A dip in the yen toward the 100 level to the dollar was also supportive.
A weaker yen inflates Tokyo futures prices relative to dollar-based prices in producing countries and often encourages speculative buying.
“The TOCOM market simply followed higher equity prices and a fall in the yen,” said Toshitaka Tazawa, an analyst at commodity brokerage Fujitomi Co.
“But the demand side looks gloomy,” he said, adding that further fall in the commodity’s demand is possible if a big earthquake and the spread of a bird flu in China undermine the world’s second-biggest economy.
The newly listed benchmark Tokyo Commodity Exchange rubber contract for October delivery settled at 258.3 yen ($2.6) per kg, up 4.6 yen or 1.8 percent from its opening at 253.7 yen.
The previous benchmark September contract closed up 7.5 yen at 256.7 yen. The September contract hit a five-month low of 242.6 yen on April 18 as weak gross domestic product data from China, the world’s biggest rubber user, fuelled demand concerns.

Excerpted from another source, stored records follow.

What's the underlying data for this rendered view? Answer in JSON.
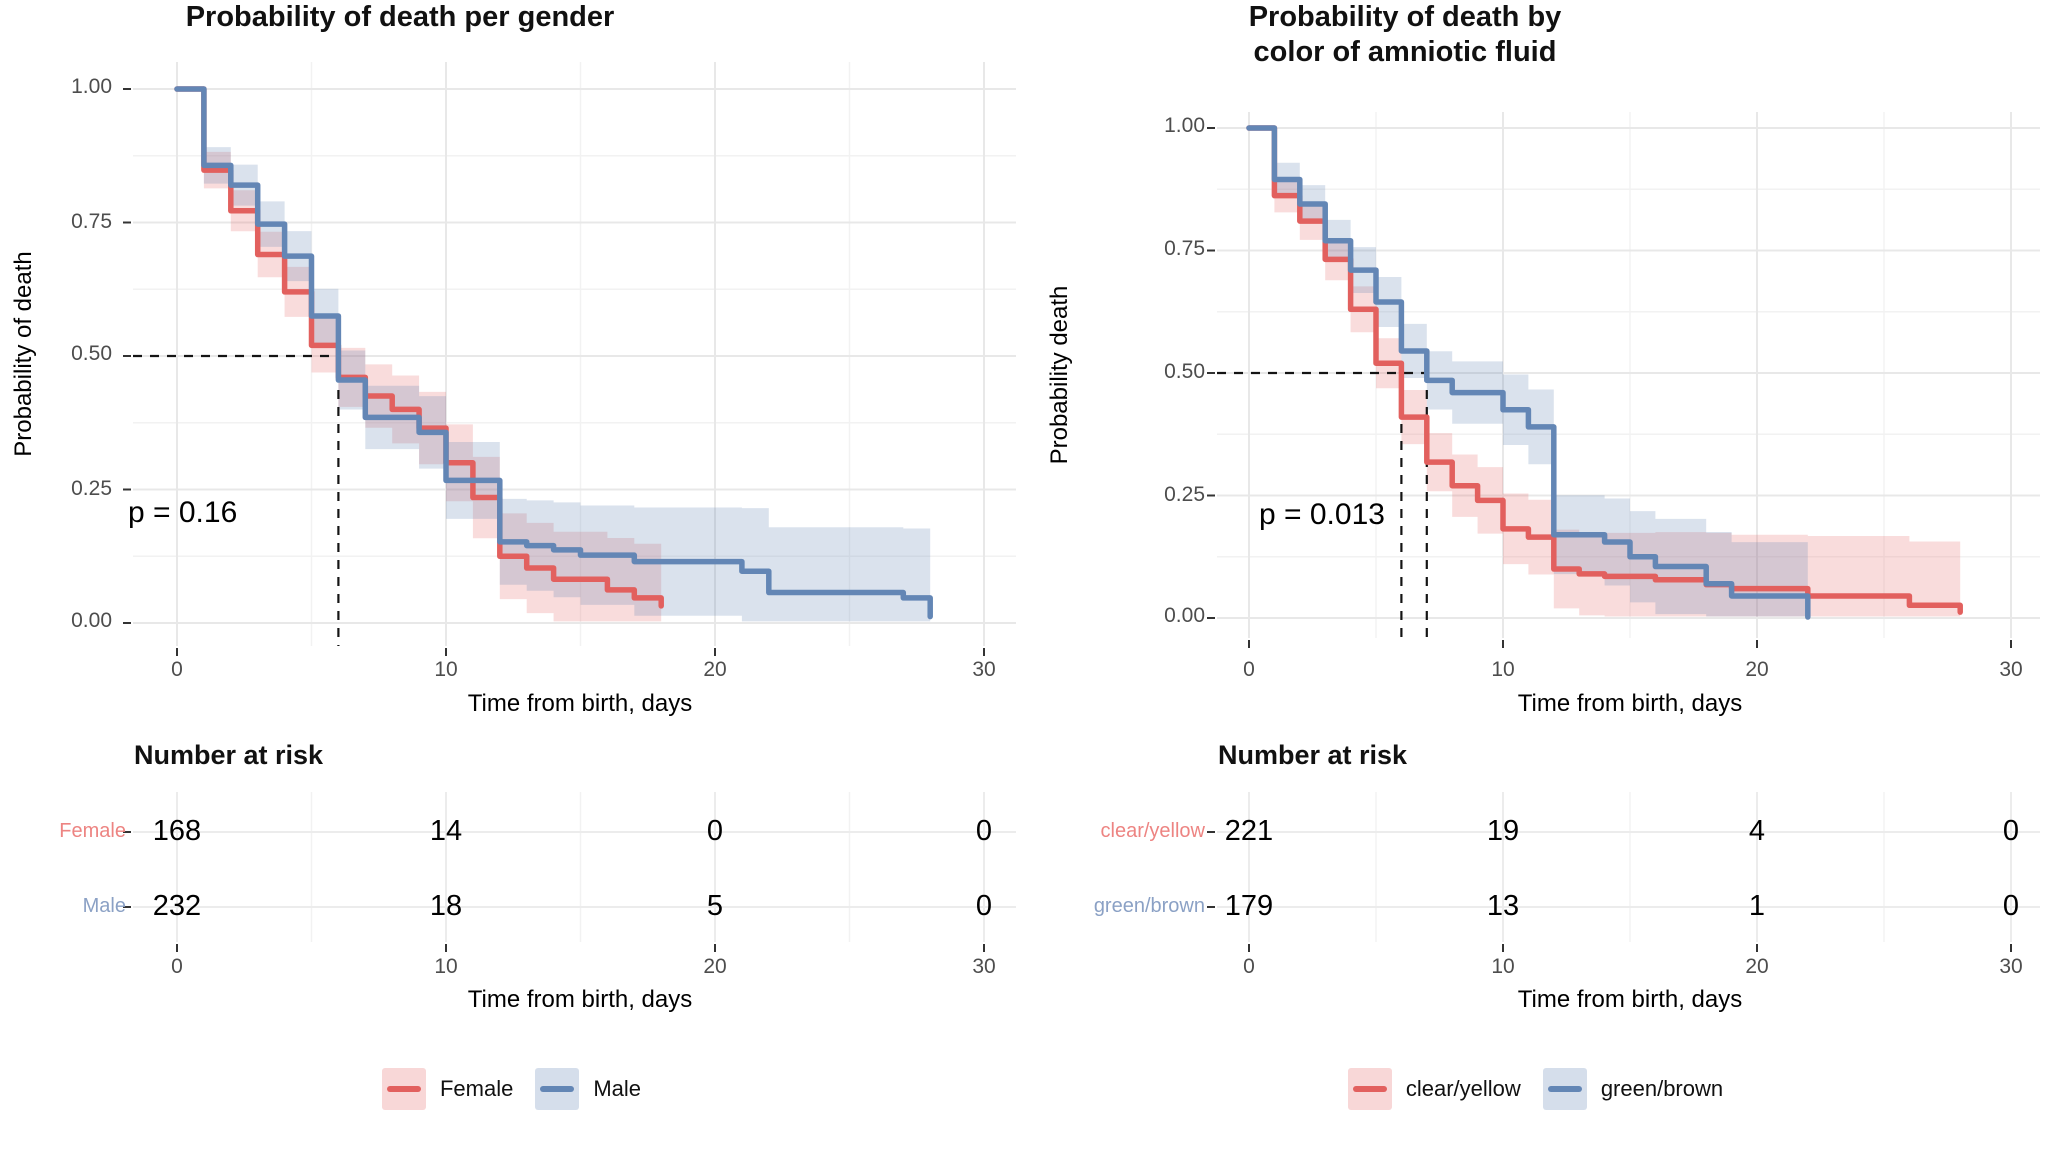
{
  "page": {
    "background": "#ffffff"
  },
  "chart_data": [
    {
      "type": "line",
      "variant": "kaplan-meier-step",
      "title": "Probability of death per gender",
      "title_lines": [
        "Probability of death per gender"
      ],
      "xlabel": "Time from birth, days",
      "ylabel": "Probability of death",
      "xlim": [
        0,
        30
      ],
      "ylim": [
        0,
        1
      ],
      "xticks": [
        0,
        10,
        20,
        30
      ],
      "yticks": [
        1.0,
        0.75,
        0.5,
        0.25,
        0.0
      ],
      "xtick_labels": [
        "0",
        "10",
        "20",
        "30"
      ],
      "ytick_labels": [
        "1.00",
        "0.75",
        "0.50",
        "0.25",
        "0.00"
      ],
      "grid": true,
      "legend_position": "bottom",
      "pvalue": 0.16,
      "pvalue_label": "p = 0.16",
      "median_guides": {
        "y": 0.5,
        "x": [
          6
        ]
      },
      "series": [
        {
          "name": "Female",
          "color": "#E2605E",
          "label_color": "#ED8482",
          "ribbon_opacity": 0.22,
          "steps": [
            [
              0,
              1
            ],
            [
              1,
              0.848
            ],
            [
              2,
              0.772
            ],
            [
              3,
              0.69
            ],
            [
              4,
              0.62
            ],
            [
              5,
              0.52
            ],
            [
              6,
              0.46
            ],
            [
              7,
              0.425
            ],
            [
              8,
              0.4
            ],
            [
              9,
              0.365
            ],
            [
              10,
              0.3
            ],
            [
              11,
              0.235
            ],
            [
              12,
              0.125
            ],
            [
              13,
              0.103
            ],
            [
              14,
              0.082
            ],
            [
              16,
              0.062
            ],
            [
              17,
              0.047
            ],
            [
              18,
              0.032
            ]
          ]
        },
        {
          "name": "Male",
          "color": "#6386B5",
          "label_color": "#8BA1C5",
          "ribbon_opacity": 0.24,
          "steps": [
            [
              0,
              1
            ],
            [
              1,
              0.857
            ],
            [
              2,
              0.82
            ],
            [
              3,
              0.747
            ],
            [
              4,
              0.687
            ],
            [
              5,
              0.575
            ],
            [
              6,
              0.455
            ],
            [
              7,
              0.385
            ],
            [
              9,
              0.357
            ],
            [
              10,
              0.267
            ],
            [
              12,
              0.152
            ],
            [
              13,
              0.145
            ],
            [
              14,
              0.137
            ],
            [
              15,
              0.127
            ],
            [
              17,
              0.115
            ],
            [
              21,
              0.097
            ],
            [
              22,
              0.057
            ],
            [
              27,
              0.047
            ],
            [
              28,
              0.012
            ]
          ]
        }
      ],
      "risk_table": {
        "title": "Number at risk",
        "xlabel": "Time from birth, days",
        "times": [
          0,
          10,
          20,
          30
        ],
        "rows": [
          {
            "name": "Female",
            "counts": [
              "168",
              "14",
              "0",
              "0"
            ]
          },
          {
            "name": "Male",
            "counts": [
              "232",
              "18",
              "5",
              "0"
            ]
          }
        ]
      },
      "legend": [
        "Female",
        "Male"
      ]
    },
    {
      "type": "line",
      "variant": "kaplan-meier-step",
      "title": "Probability of death by color of amniotic fluid",
      "title_lines": [
        "Probability of death by",
        "color of amniotic fluid"
      ],
      "xlabel": "Time from birth, days",
      "ylabel": "Probability death",
      "xlim": [
        0,
        30
      ],
      "ylim": [
        0,
        1
      ],
      "xticks": [
        0,
        10,
        20,
        30
      ],
      "yticks": [
        1.0,
        0.75,
        0.5,
        0.25,
        0.0
      ],
      "xtick_labels": [
        "0",
        "10",
        "20",
        "30"
      ],
      "ytick_labels": [
        "1.00",
        "0.75",
        "0.50",
        "0.25",
        "0.00"
      ],
      "grid": true,
      "legend_position": "bottom",
      "pvalue": 0.013,
      "pvalue_label": "p = 0.013",
      "median_guides": {
        "y": 0.5,
        "x": [
          6,
          7
        ]
      },
      "series": [
        {
          "name": "clear/yellow",
          "color": "#E2605E",
          "label_color": "#ED8482",
          "ribbon_opacity": 0.22,
          "steps": [
            [
              0,
              1
            ],
            [
              1,
              0.862
            ],
            [
              2,
              0.81
            ],
            [
              3,
              0.732
            ],
            [
              4,
              0.63
            ],
            [
              5,
              0.52
            ],
            [
              6,
              0.41
            ],
            [
              7,
              0.318
            ],
            [
              8,
              0.27
            ],
            [
              9,
              0.24
            ],
            [
              10,
              0.182
            ],
            [
              11,
              0.165
            ],
            [
              12,
              0.1
            ],
            [
              13,
              0.09
            ],
            [
              14,
              0.085
            ],
            [
              16,
              0.078
            ],
            [
              18,
              0.068
            ],
            [
              19,
              0.06
            ],
            [
              22,
              0.045
            ],
            [
              26,
              0.026
            ],
            [
              28,
              0.012
            ]
          ]
        },
        {
          "name": "green/brown",
          "color": "#6386B5",
          "label_color": "#8BA1C5",
          "ribbon_opacity": 0.24,
          "steps": [
            [
              0,
              1
            ],
            [
              1,
              0.895
            ],
            [
              2,
              0.845
            ],
            [
              3,
              0.77
            ],
            [
              4,
              0.71
            ],
            [
              5,
              0.645
            ],
            [
              6,
              0.545
            ],
            [
              7,
              0.485
            ],
            [
              8,
              0.46
            ],
            [
              10,
              0.425
            ],
            [
              11,
              0.39
            ],
            [
              12,
              0.17
            ],
            [
              14,
              0.155
            ],
            [
              15,
              0.125
            ],
            [
              16,
              0.105
            ],
            [
              18,
              0.07
            ],
            [
              19,
              0.045
            ],
            [
              22,
              0.002
            ]
          ]
        }
      ],
      "risk_table": {
        "title": "Number at risk",
        "xlabel": "Time from birth, days",
        "times": [
          0,
          10,
          20,
          30
        ],
        "rows": [
          {
            "name": "clear/yellow",
            "counts": [
              "221",
              "19",
              "4",
              "0"
            ]
          },
          {
            "name": "green/brown",
            "counts": [
              "179",
              "13",
              "1",
              "0"
            ]
          }
        ]
      },
      "legend": [
        "clear/yellow",
        "green/brown"
      ]
    }
  ]
}
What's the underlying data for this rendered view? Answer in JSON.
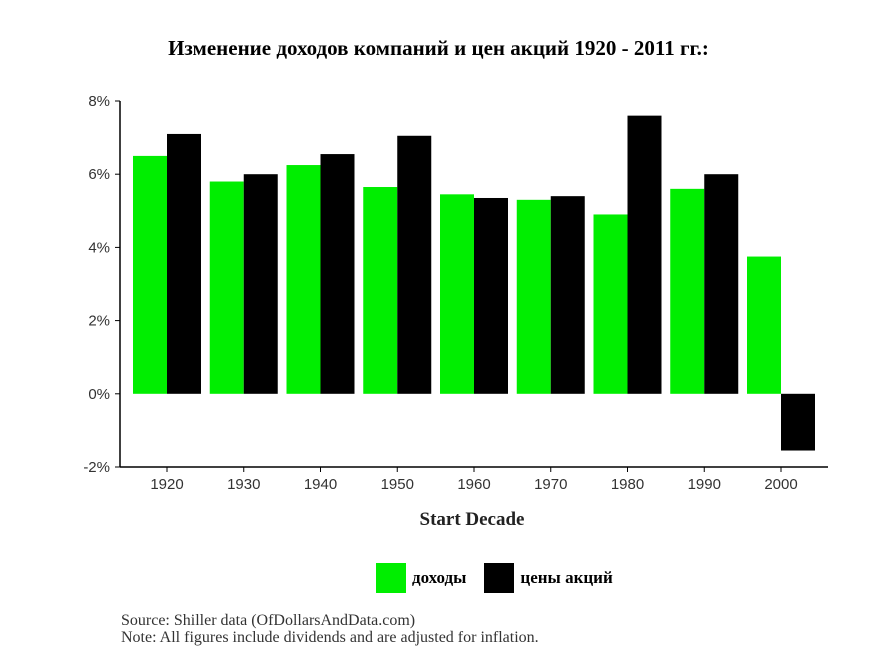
{
  "chart_data": {
    "type": "bar",
    "title": "Изменение доходов компаний и цен акций 1920 - 2011 гг.:",
    "xlabel": "Start Decade",
    "ylabel": "",
    "categories": [
      "1920",
      "1930",
      "1940",
      "1950",
      "1960",
      "1970",
      "1980",
      "1990",
      "2000"
    ],
    "series": [
      {
        "name": "доходы",
        "color": "#00ee00",
        "values": [
          6.5,
          5.8,
          6.25,
          5.65,
          5.45,
          5.3,
          4.9,
          5.6,
          3.75
        ]
      },
      {
        "name": "цены акций",
        "color": "#000000",
        "values": [
          7.1,
          6.0,
          6.55,
          7.05,
          5.35,
          5.4,
          7.6,
          6.0,
          -1.55
        ]
      }
    ],
    "ylim": [
      -2,
      8
    ],
    "yticks": [
      "-2%",
      "0%",
      "2%",
      "4%",
      "6%",
      "8%"
    ],
    "ytick_values": [
      -2,
      0,
      2,
      4,
      6,
      8
    ],
    "grid": false,
    "legend_position": "bottom-center"
  },
  "notes": {
    "source": "Source: Shiller data (OfDollarsAndData.com)",
    "note": "Note: All figures include dividends and are adjusted for inflation."
  }
}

Trade was somewhat limited ahead of Japan’s Golden Week holiday season starting next week. The TOCOM market is closed on April 29, May 3 and May 6.
The most-active rubber contract on the Shanghai futures exchange for September delivery rose 395 yuan to 18,965 yuan ($3,100) per tonne, helped by a rally in Chinese equity prices.
The contract touched a 3-1/2 year low of 18,210 yuan on Tuesday after data showing growth in China’s vast factory sector dipped in April, suggesting the Chinese economy still faces formidable global headwinds into the second quarter.
The front-month rubber contract on Singapore’s SICOM exchange for May delivery last traded at 240.50 U.S. cents per kg, up 2 cents.